The disease burden in different age groups mirrored the patterns observed in incidence and mortality rates. The 45-49 age group accounted for most of the liver cancer burden in Chinese youth [Figure 1 and Supplementary Table 3]. DALYs and YLLs began to increase in the 45-49 age group, whereas YLDs started to rise from the age of 30. The rates of DALYs, YLLs, and YLDs increased with age group. From 1990 to 2021, the rates of DALYs, YLLs, and YLDs decreased in all age groups, with higher reduction rates observed in younger age groups [Supplementary Table 4].

Temporal trends from 1990 to 2021

The time trends of liver cancer in Chinese youth exhibit sex disparities and temporal characteristics, as revealed by Joinpoint regression analysis. Overall, age-standardized incidence, mortality, DALYs, YLLs, and YLDs showed significant declining trends for both men and women [Figure 2 and Supplementary Table 5].

Burden of liver cancer in adolescents and young adults aged 15-49 years in China: a comprehensive analysis based on the Global Burden of Disease study (1990-2021)

Figure 2. The trends of ASIR, ASMR, age-standardized DALY rate, age-standardized YLL due to premature mortality rate, and age-standardized YLD rate for liver cancer by sex in Jointpoint regression analysis, 1990-2021. (A) Age-standardized incidence rate; (B) Age-standardized mortality rate; (C) Age-standardized DALY rate; (D) Age-standardized YLL Rate; (E) Age-standardized YLD Rate. ASIR: Age-standardized incidence rate; ASMR: age-standardized mortality rate; DALY: disability-adjusted life-year; YLL: years of life lost; YLD: years lived with disability.

For women, the age-standardized incidence trend can be broadly divided into four periods: an increasing trend before 2001; a rapid decline between 2001 and 2005 with an APC of 3.59%; a slow increase from 2005 until 2015; and a subsequent decrease. The age-standardized mortality trend was more complex, decreasing before 1994, increasing until 2001, a rapid decline between 2001 and 2005 with an APC of 4.05%, and a significant decrease from 2005 to 2021. The trends in DALYs and YLLs were largely consistent, increasing until 2001, rapidly declining until 2005, and then declining slowly over the period 2005-2021. YLDs decreased only between 2001-2005 and 2016-2021, and increased to varying degrees in other periods.

Trends in women were slightly different. The age-standardized incidence rate for women has exhibited a downward trend, with the exception of a slight increase observed between 2005 and 2016. The most notable decrease occurred between 2000 and 2005, with an APC of 3.00%. The trend in age-standardized mortality was less complex, showing an increasing trend only between 2006 and 2017, with varying degrees of decline in other periods, notably an APC of 3.47% during 2017-2021. The trends in DALYs and YLLs mirrored those in mortality, with declining trends in all periods. YLDs increased only during 2005-2016, with declines in other periods.

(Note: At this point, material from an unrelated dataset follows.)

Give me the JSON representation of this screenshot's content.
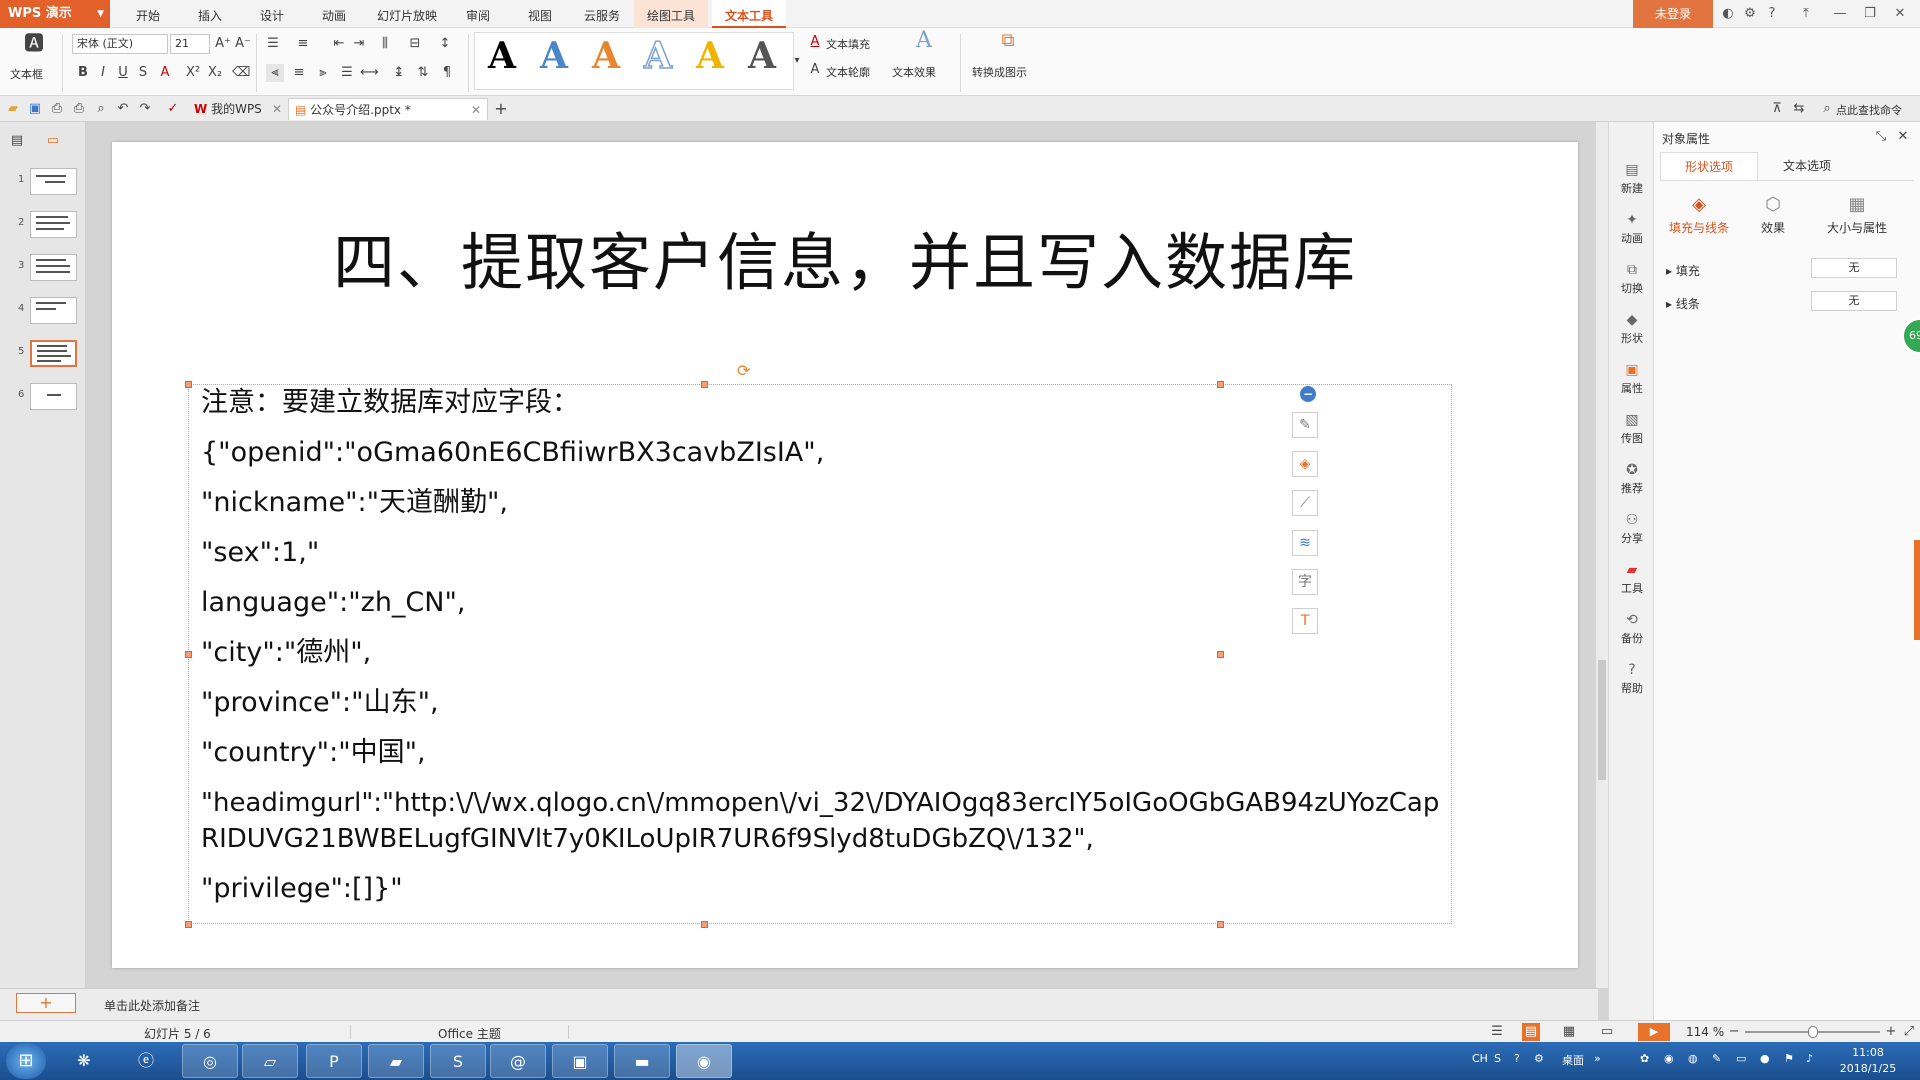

These complex temporal trends provide crucial insights into the epidemiological characteristics of liver cancer among Chinese youth, facilitating a better understanding of the disease’s dynamic progression and potential influencing factors.

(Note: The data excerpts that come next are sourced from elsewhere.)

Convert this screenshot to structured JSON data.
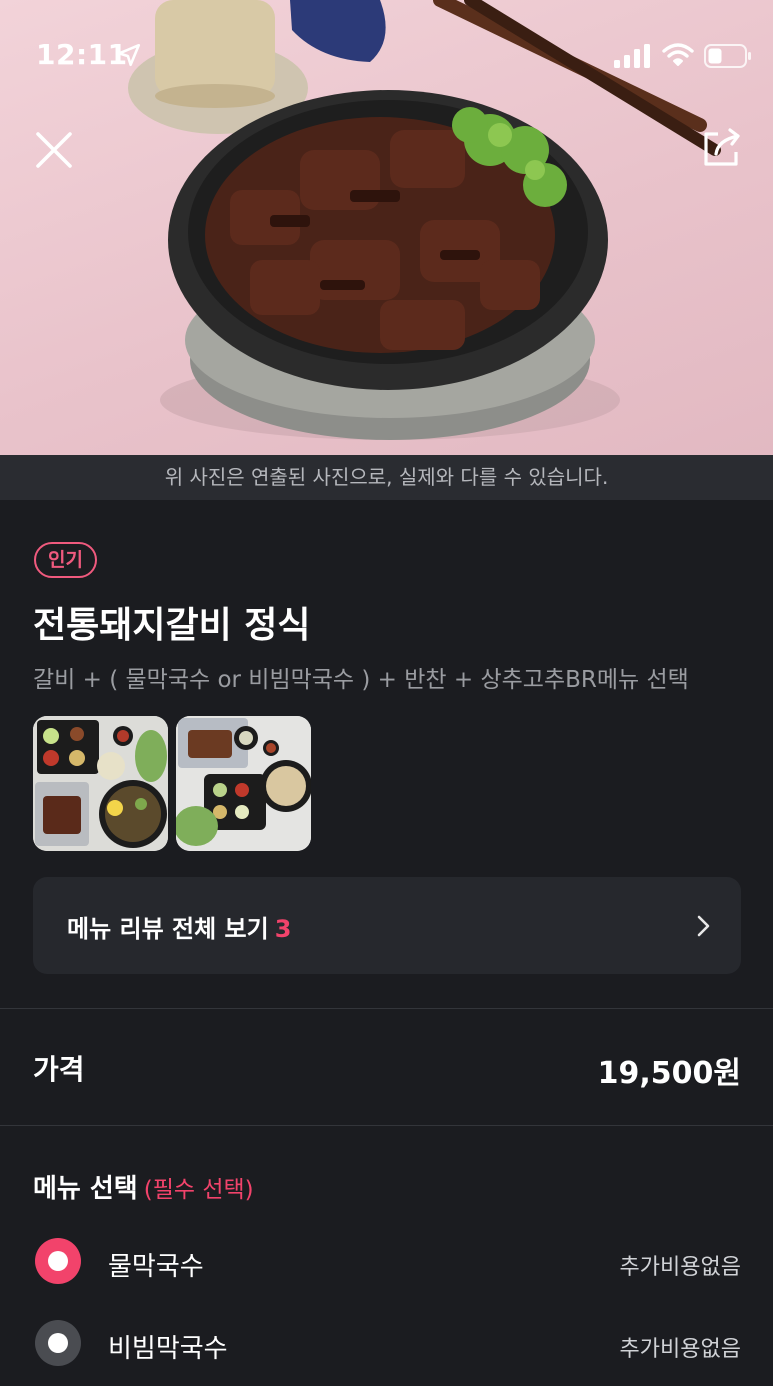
{
  "status_bar": {
    "time": "12:11",
    "icons": [
      "location-arrow-icon",
      "signal-icon",
      "wifi-icon",
      "battery-icon"
    ]
  },
  "hero": {
    "photo": "bowl of grilled pork galbi with lettuce garnish",
    "close_icon": "close-icon",
    "share_icon": "share-icon",
    "notice": "위 사진은 연출된 사진으로, 실제와 다를 수 있습니다."
  },
  "item": {
    "badge": "인기",
    "title": "전통돼지갈비 정식",
    "description": "갈비 + ( 물막국수 or 비빔막국수 ) + 반찬 + 상추고추BR메뉴 선택",
    "thumbnails": [
      "meal-set-photo-1",
      "meal-set-photo-2"
    ]
  },
  "review": {
    "label": "메뉴 리뷰 전체 보기",
    "count": "3"
  },
  "price": {
    "label": "가격",
    "value": "19,500원"
  },
  "menu_select": {
    "heading": "메뉴 선택",
    "required": "(필수 선택)",
    "options": [
      {
        "label": "물막국수",
        "price": "추가비용없음",
        "selected": true
      },
      {
        "label": "비빔막국수",
        "price": "추가비용없음",
        "selected": false
      }
    ]
  },
  "colors": {
    "background": "#1b1c20",
    "accent": "#f2436b",
    "card": "#26282d",
    "notice_bar": "#2a2c31"
  }
}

Age-period-cohort analysis

To clarify the distinct contributions of chronological age, temporal trends, and generational effects on hepatic carcinoma rates among Chinese adolescents and young adults, we conducted an age-period-cohort analysis. The results showed that between 1990 and 2019, the net drift of liver cancer incidence among Chinese youth was -1.65% per year, while the net drift of mortality was -2.31% per year. The local drift of incidence exhibited a gradually increasing trend, albeit remaining negative throughout. The highest local drift occurred in the 45-49 age group (-0.59% per year). Local drift trends for incidence were similar for both sexes, with more pronounced changes in men.

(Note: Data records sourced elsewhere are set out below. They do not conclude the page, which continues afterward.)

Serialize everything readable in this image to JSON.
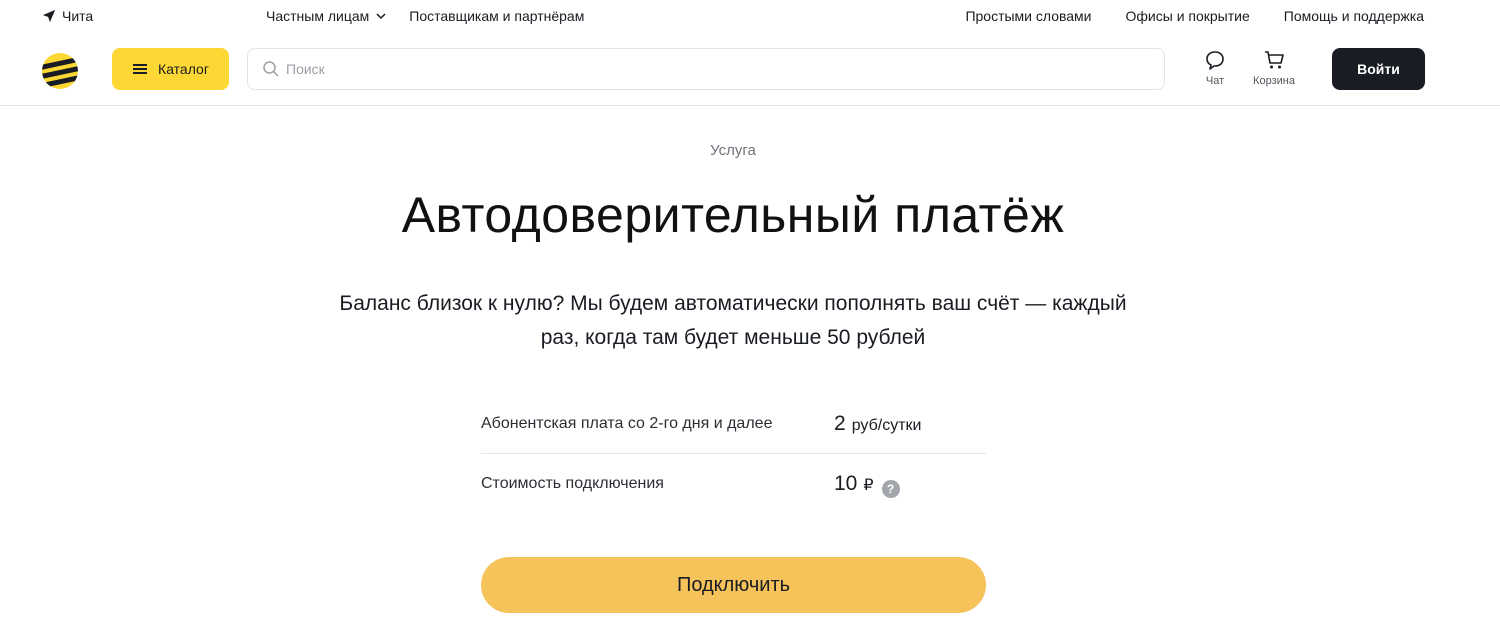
{
  "topbar": {
    "city": "Чита",
    "nav_left": [
      "Частным лицам",
      "Поставщикам и партнёрам"
    ],
    "nav_right": [
      "Простыми словами",
      "Офисы и покрытие",
      "Помощь и поддержка"
    ]
  },
  "header": {
    "catalog_label": "Каталог",
    "search_placeholder": "Поиск",
    "chat_label": "Чат",
    "cart_label": "Корзина",
    "login_label": "Войти"
  },
  "main": {
    "eyebrow": "Услуга",
    "title": "Автодоверительный платёж",
    "description": "Баланс близок к нулю? Мы будем автоматически пополнять ваш счёт — каждый раз, когда там будет меньше 50 рублей",
    "tariff": [
      {
        "label": "Абонентская плата со 2-го дня и далее",
        "value": "2",
        "unit": "руб/сутки"
      },
      {
        "label": "Стоимость подключения",
        "value": "10",
        "unit": "₽"
      }
    ],
    "help_glyph": "?",
    "connect_label": "Подключить"
  },
  "colors": {
    "brand_yellow": "#fdd835",
    "connect_button": "#f6c25a",
    "dark": "#191c22"
  }
}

The local drift of mortality also showed an increasing trend similar to that of incidence, while maintaining negative values. After controlling for period and cohort effects, we observed that the attributable effect of age on liver cancer incidence and mortality among Chinese youth increased progressively with age. The attribution effect of age on incidence rose from 0.35% in the 15-19 age group to 14.94% in the 45-49 age group. Notably, age attribution was more significant in males than in females, with a faster rate of increase in attribution for males. The association between age and mortality remained positively correlated, consistent with the pattern seen in incidence [Figure 3, Supplementary Figures 1 and 2, Supplementary Tables 6 and 7].

Burden of liver cancer in adolescents and young adults aged 15-49 years in China: a comprehensive analysis based on the Global Burden of Disease study (1990-2021)

Figure 3. Age-period-cohort effect of liver cancer incidence and mortality in China, 1990-2021. (A) Longitudinal age curve of incidence; (B) Longitudinal age curve of mortality; (C) Local drift curve of incidence; (D) Local drift curve of mortality; (E) Period RR curve of incidence; (F) Period RR curve of mortality; (G) Cohort RR curve of incidence; (H) Cohort RR curve of mortality. RR: Rate ratio.

After controlling for age and cohort effects, we utilized the median level of 2000-2004 as a benchmark to quantify the period impact on incidence and mortality through ratios. Regarding period effects, it is noteworthy that the risk was higher than the median level during 1990-1999, and then remained below the median level until 2019. The period effect trends were generally consistent for both sexes [Figure 3, Supplementary Figures 1 and 2, Supplementary Tables 6 and 7].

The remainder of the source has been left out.